Apple hints at first-party Mini DisplayPort to HDMI adapter [u]The specification sheet for Apple's new line of MacBook Pro notebooks states that HDMI output is possible using an optional Mini DisplayPort to HDMI adapter, hinting that Apple could release a first-party solution [Update: New ports support audio output].
The bullet point is included under the "Pure digital video output" section of the technical specifications for Apple's new MacBook Pro machines. It advertises the functionality as: "HDMI output using Mini DisplayPort to HDMI Adapter (optional)."
Apple does not make a first-party Mini DisplayPort to HDMI adapter, and there is no sign of one yet on the Apple store. Existing third-party options have been available since early 2009 for under $20. Such cables allow Macs to be connected to nearly any HDTV with HDMI for video output.

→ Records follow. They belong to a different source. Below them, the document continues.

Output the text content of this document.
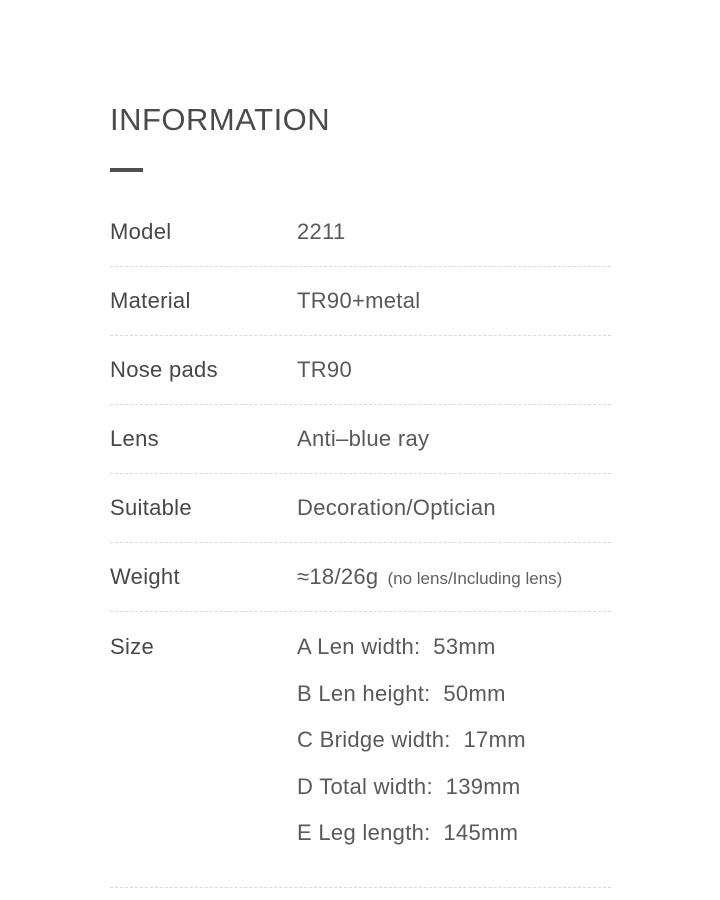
INFORMATION
Model	2211
Material	TR90+metal
Nose pads	TR90
Lens	Anti–blue ray
Suitable	Decoration/Optician
Weight	≈18/26g (no lens/Including lens)
Size	A Len width:  53mm
B Len height:  50mm
C Bridge width:  17mm
D Total width:  139mm
E Leg length:  145mm
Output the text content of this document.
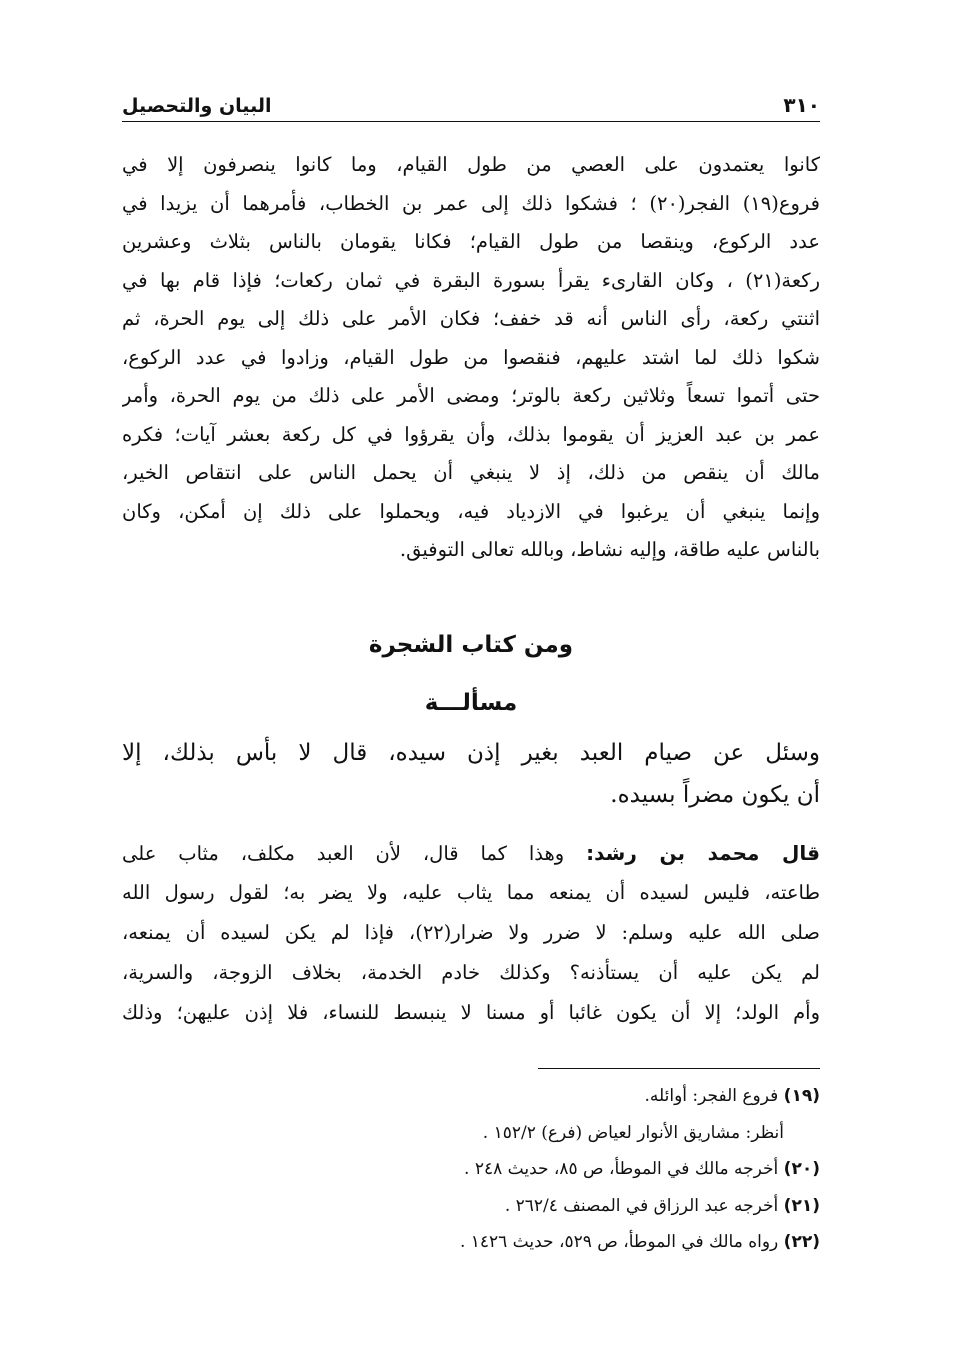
٣١٠
البيان والتحصيل
كانوا يعتمدون على العصي من طول القيام، وما كانوا ينصرفون إلا في
فروع(١٩) الفجر(٢٠) ؛ فشكوا ذلك إلى عمر بن الخطاب، فأمرهما أن يزيدا في
عدد الركوع، وينقصا من طول القيام؛ فكانا يقومان بالناس بثلاث وعشرين
ركعة(٢١) ، وكان القارىء يقرأ بسورة البقرة في ثمان ركعات؛ فإذا قام بها في
اثنتي ركعة، رأى الناس أنه قد خفف؛ فكان الأمر على ذلك إلى يوم الحرة، ثم
شكوا ذلك لما اشتد عليهم، فنقصوا من طول القيام، وزادوا في عدد الركوع،
حتى أتموا تسعاً وثلاثين ركعة بالوتر؛ ومضى الأمر على ذلك من يوم الحرة، وأمر
عمر بن عبد العزيز أن يقوموا بذلك، وأن يقرؤوا في كل ركعة بعشر آيات؛ فكره
مالك أن ينقص من ذلك، إذ لا ينبغي أن يحمل الناس على انتقاص الخير،
وإنما ينبغي أن يرغبوا في الازدياد فيه، ويحملوا على ذلك إن أمكن، وكان
بالناس عليه طاقة، وإليه نشاط، وبالله تعالى التوفيق.
ومن كتاب الشجرة
مسألـــة
وسئل عن صيام العبد بغير إذن سيده، قال لا بأس بذلك، إلا
أن يكون مضراً بسيده.
قال محمد بن رشد: وهذا كما قال، لأن العبد مكلف، مثاب على
طاعته، فليس لسيده أن يمنعه مما يثاب عليه، ولا يضر به؛ لقول رسول الله
صلى الله عليه وسلم: لا ضرر ولا ضرار(٢٢)، فإذا لم يكن لسيده أن يمنعه،
لم يكن عليه أن يستأذنه؟ وكذلك خادم الخدمة، بخلاف الزوجة، والسرية،
وأم الولد؛ إلا أن يكون غائبا أو مسنا لا ينبسط للنساء، فلا إذن عليهن؛ وذلك
(١٩) فروع الفجر: أوائله.
أنظر: مشاريق الأنوار لعياض (فرع) ١٥٢/٢ .
(٢٠) أخرجه مالك في الموطأ، ص ٨٥، حديث ٢٤٨ .
(٢١) أخرجه عبد الرزاق في المصنف ٢٦٢/٤ .
(٢٢) رواه مالك في الموطأ، ص ٥٢٩، حديث ١٤٢٦ .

Apple does sell first-party Mini DisplayPort adapters that convert the output to VGA and DVI. Both items cost $29 direct from the hardware maker.
In March, AppleInsider exclusively reported that Apple has created in its internal labs a Mini DisplayPort to HDMI connector. The alleged hardware was said to include technology that would allows Macs shipping with an updated Mini DisplayPort spec to channel both video and audio through the Mini Display port to the HDMI adapter, rather than just video.
Update: ArsTechnica confirmed that the new Mini DisplayPort supports both audio and video output on the new MacBook Pros. However, Apple also reportedly said it has no plans to release its own HDMI adapter.
The Mini DisplayPort became a part of Apple's LED Cinema Display, MacBook and MacBook Pro lines in late 2008. It replaces DVI video with a much smaller port. The new 27-inch iMac, introduced last October, only supports DisplayPort input. Unlike the Mini-DVI and Micro-DVI connectors common on previous generation Apple products, the port is capable of driving resolutions up to 2560x1600, which is commonly used on 30-inch displays.
Though the Mini DisplayPort technology was originally created by Apple, in 2009 the Cupertino, Calif., company agreed to license the interface to the Video Electronics Standard Association for its own DisplayPort standard. Prior to the agreement, Apple had to license its technology itself and made the standard free, as an incentive for rapid adoption.
Last November, the Mini DisplayPort standard created by Apple was officially adopted by VESA, which is also finalizing the DisplayPort 1.2 standard, which will double the technology's bandwidth capabilities to 21.6GB/s.
Last week, a new patent application suggested Apple is creating a new proprietary cable that could simultaneously transmit both USB 3.0 and DisplayPort data through one cable. The described technology would offer more functionality and greater data transfer rates via smller cable connector form factor.